Und doch kennt die Menschenrechtsorganisation Amnesty International keinen Fall, in dem ein sudanesisches Gericht wegen Apostasie die Todesstrafe verhängt hätte. Ist der Prozess gegen Mariam Yehya Ibrahim Ishag also ein – wenn auch besonders schreckliches – Einzelschicksal? Nein, meinen fünf NGOs, die gerade eben Beschwerde gegen den Sudan bei der African Commission on Human und Peoples´ Rights (ACHPR) eingelegt haben. Sie argumentieren: „Der Fall ist nur die Spitze des Eisberges.“

Gesetze gegen Apostasie in jedem zehnten Land der Welt

Dieser Eindruck bestärkt sich, wenn man die Situation der freien Glaubensausübung in anderen Ländern in den Blick nimmt. Laut einer Studie des renommierten Pew Research Center sieht jeder zehnte Staat der Erde Apostasie als Straftat an. Doch Gläubige werden nicht immer direkt vom Staat unterdrückt und diskriminiert, viel häufiger beleidigen, verletzen, benachteiligen Einzeltäter. Nicht selten geschieht dies allerdings unter Duldung der staatlichen Autoritäten.

Generell scheint es um die Religionsfreiheit in den vergangenen Jahren eher schlecht bestellt zu sein. Mehrere Studien kommen zu dem Ergebnis, dass die Angriffe auf die Religionsfreiheit weltweit immer mehr zunehmen. Das zeigt: Das Menschenrecht der Religionsfreiheit ist keineswegs gesichert.

Von den Verfolgungen betroffen sind vor allem Christen – auch wenn es viele andere religiöse Minderheiten gibt, die ihren Glauben nicht offen leben können, zum Beispiel Buddhisten in Tibet, Aleviten in der Türkei oder Bahai im Iran. Doch die Gewalt gegen Christen ist am brutalsten und die Zahl der Verfolgten am höchsten. Das Hilfswerk Open Doors schätzt, dass weltweit rund 100 Millionen Christen weltweit verfolgt oder diskriminiert werden. 

Einsatz für Religionsfreiheit weltweit nötig!

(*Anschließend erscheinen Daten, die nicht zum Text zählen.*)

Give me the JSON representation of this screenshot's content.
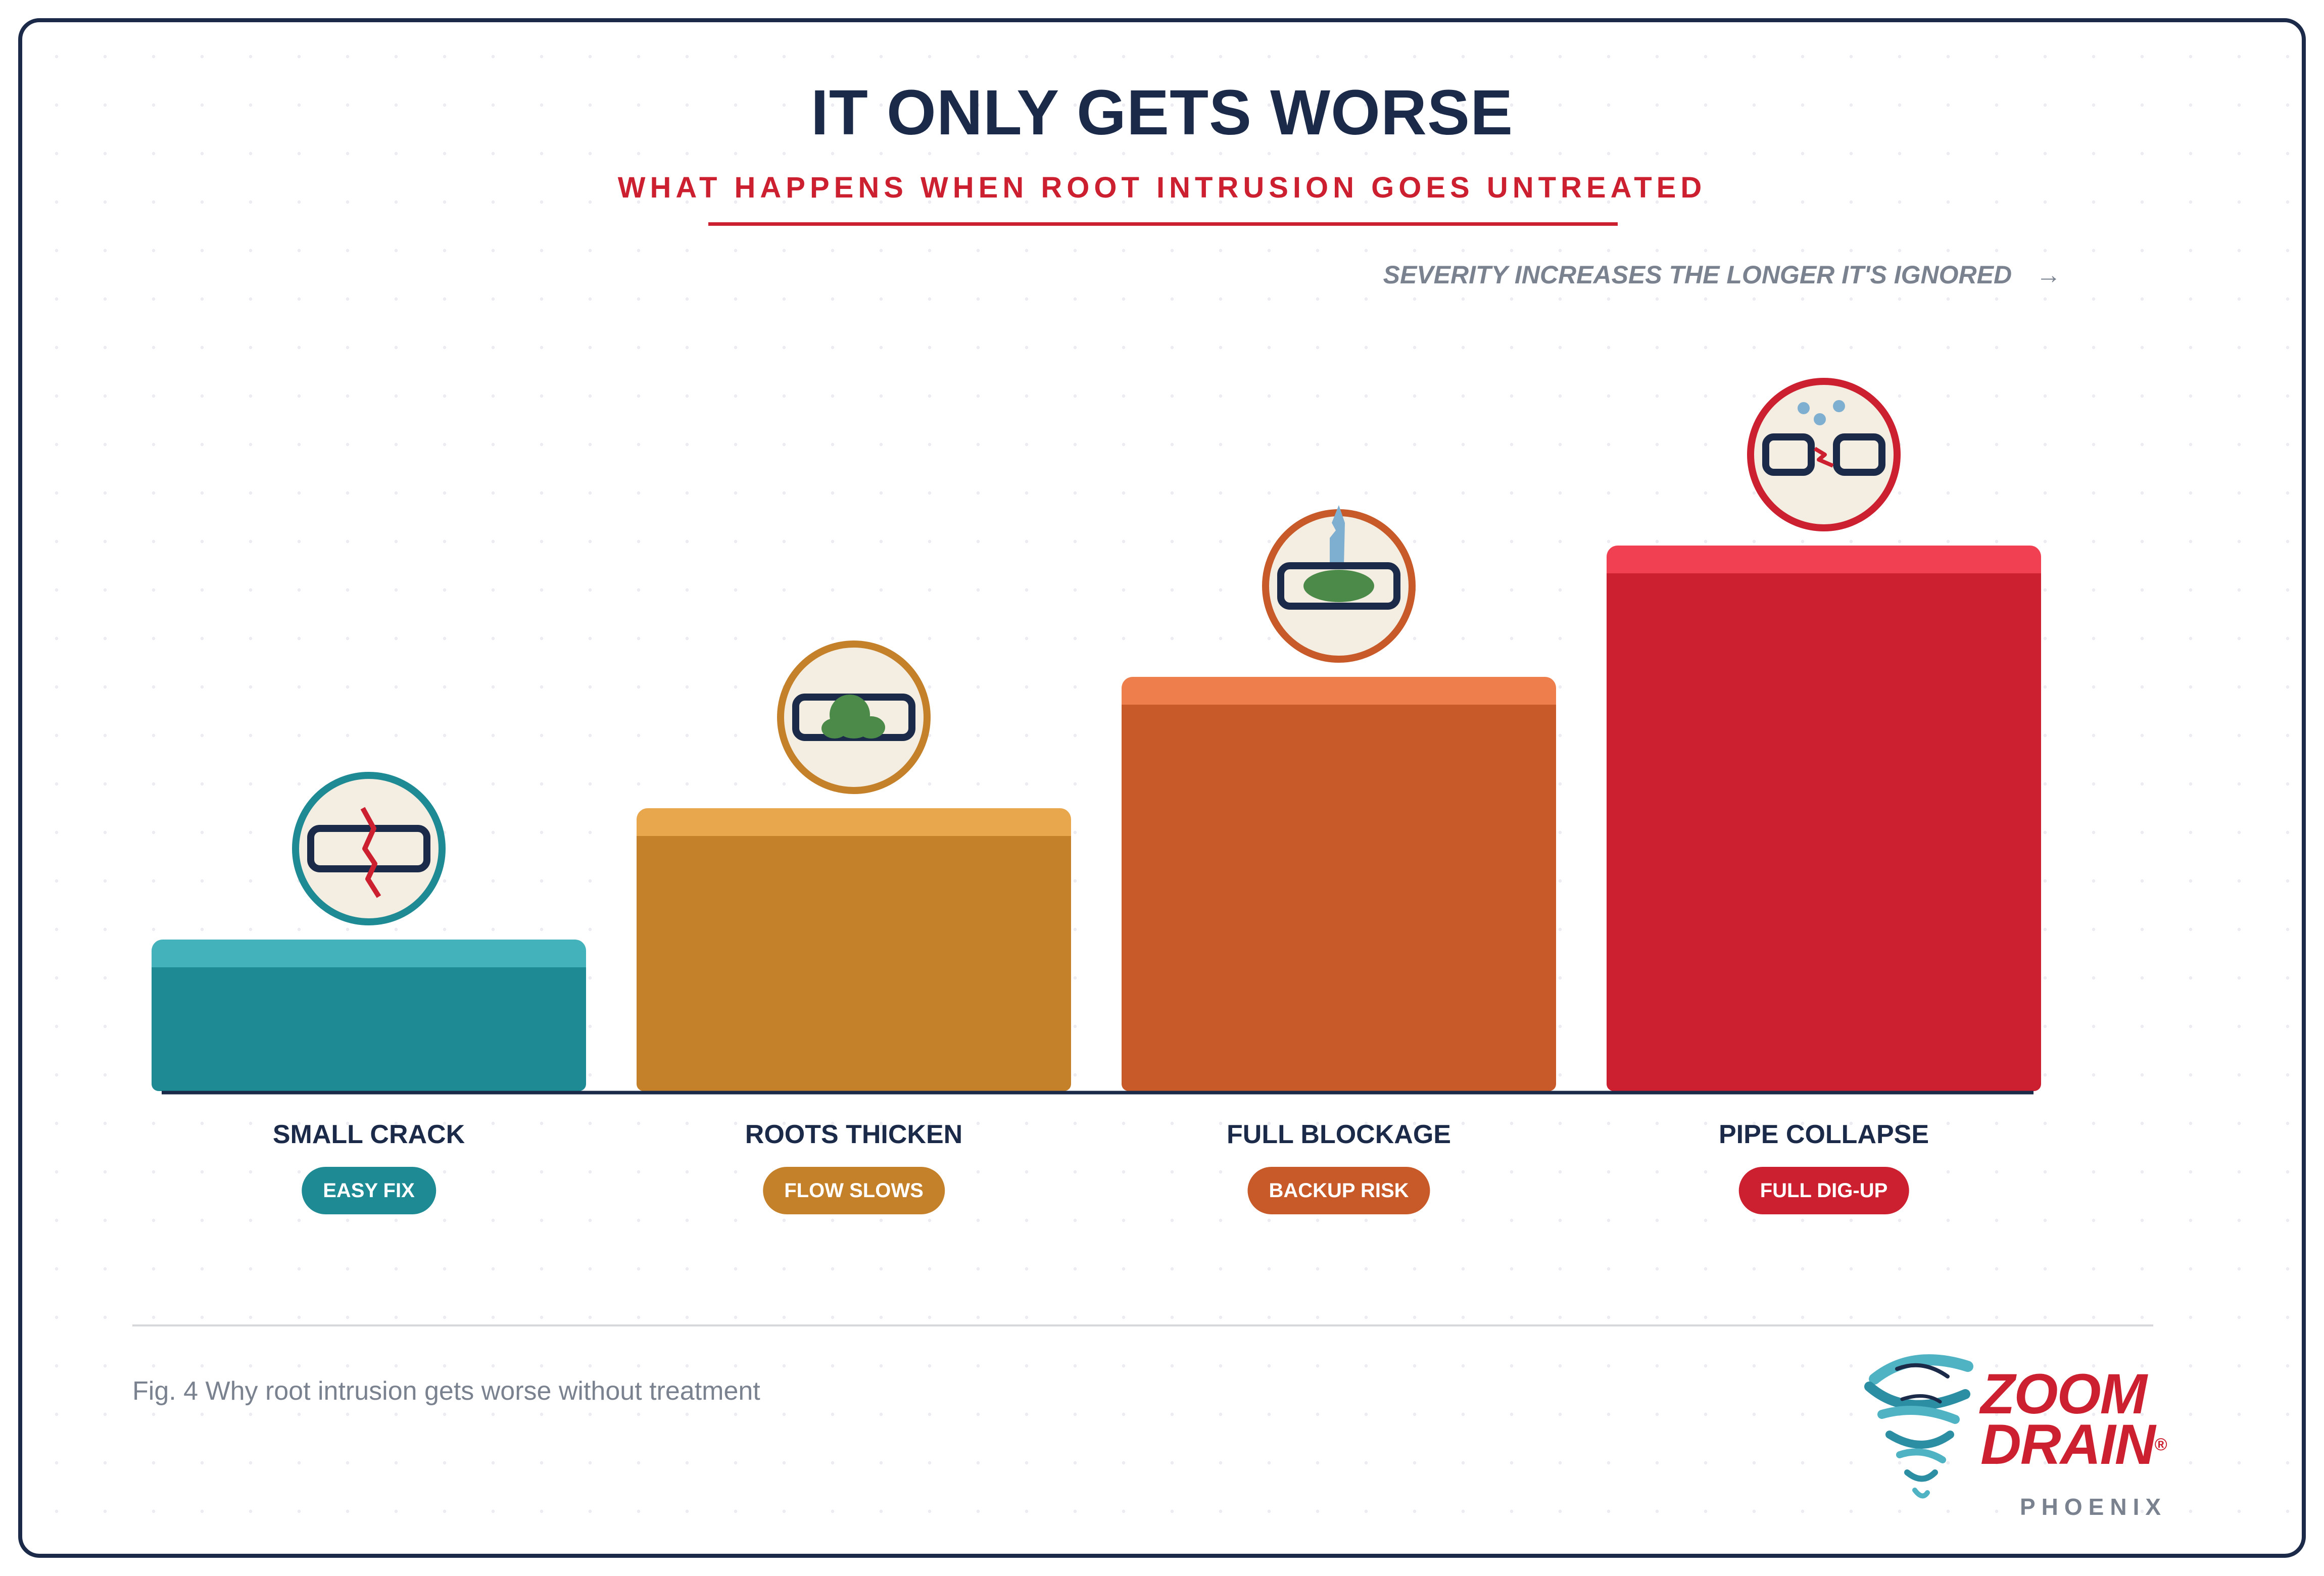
{
  "header": {
    "title": "IT ONLY GETS WORSE",
    "subtitle": "WHAT HAPPENS WHEN ROOT INTRUSION GOES UNTREATED",
    "severity_note": "SEVERITY INCREASES THE LONGER IT'S IGNORED",
    "severity_arrow": "→"
  },
  "steps": [
    {
      "label": "SMALL CRACK",
      "badge": "EASY FIX",
      "color": "#1e8a93",
      "top_color": "#44b2bb",
      "icon": "cracked-pipe-icon",
      "severity_level": 1
    },
    {
      "label": "ROOTS THICKEN",
      "badge": "FLOW SLOWS",
      "color": "#c4812a",
      "top_color": "#e8a64d",
      "icon": "pipe-with-roots-icon",
      "severity_level": 2
    },
    {
      "label": "FULL BLOCKAGE",
      "badge": "BACKUP RISK",
      "color": "#c75a28",
      "top_color": "#ee7e4c",
      "icon": "blocked-pipe-with-backup-icon",
      "severity_level": 3
    },
    {
      "label": "PIPE COLLAPSE",
      "badge": "FULL DIG-UP",
      "color": "#cc1f2f",
      "top_color": "#f04052",
      "icon": "collapsed-pipe-icon",
      "severity_level": 4
    }
  ],
  "footer": {
    "caption": "Fig. 4 Why root intrusion gets worse without treatment"
  },
  "brand": {
    "line1": "ZOOM",
    "line2": "DRAIN",
    "registered": "®",
    "city": "PHOENIX",
    "icon": "tornado-logo-icon",
    "primary_color": "#cc1f2f",
    "secondary_color": "#1b2a49"
  }
}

Der Einsatz gegen eine Bestrafung der Sudanesin Mariam Yehya Ibrahim Ishag ist vor diesem Hintergrund wichtig und richtig, aber nicht genug! Wir dürfen das Schicksal Einzelner und aller religiös Verfolgten nicht vergessen, müssen es konsequent in Erinnerung halten und den Betroffenen eine Stimme verleihen. Jede Verbesserung bei der freien Glaubensausübung von Christen dient auch der Religionsfreiheit anderer religiöser Minderheiten.

Neue Erkenntnisse der „Religious Freedom and Business Foundation“ legen sogar einen Zusammenhang zwischen der ökonomischen Situation eines Landes und den religiösen Freiheiten nahe. Der Einsatz für Religionsfreiheit weltweit kann also ein echter Beitrag zur Entwicklung eines Landes sein!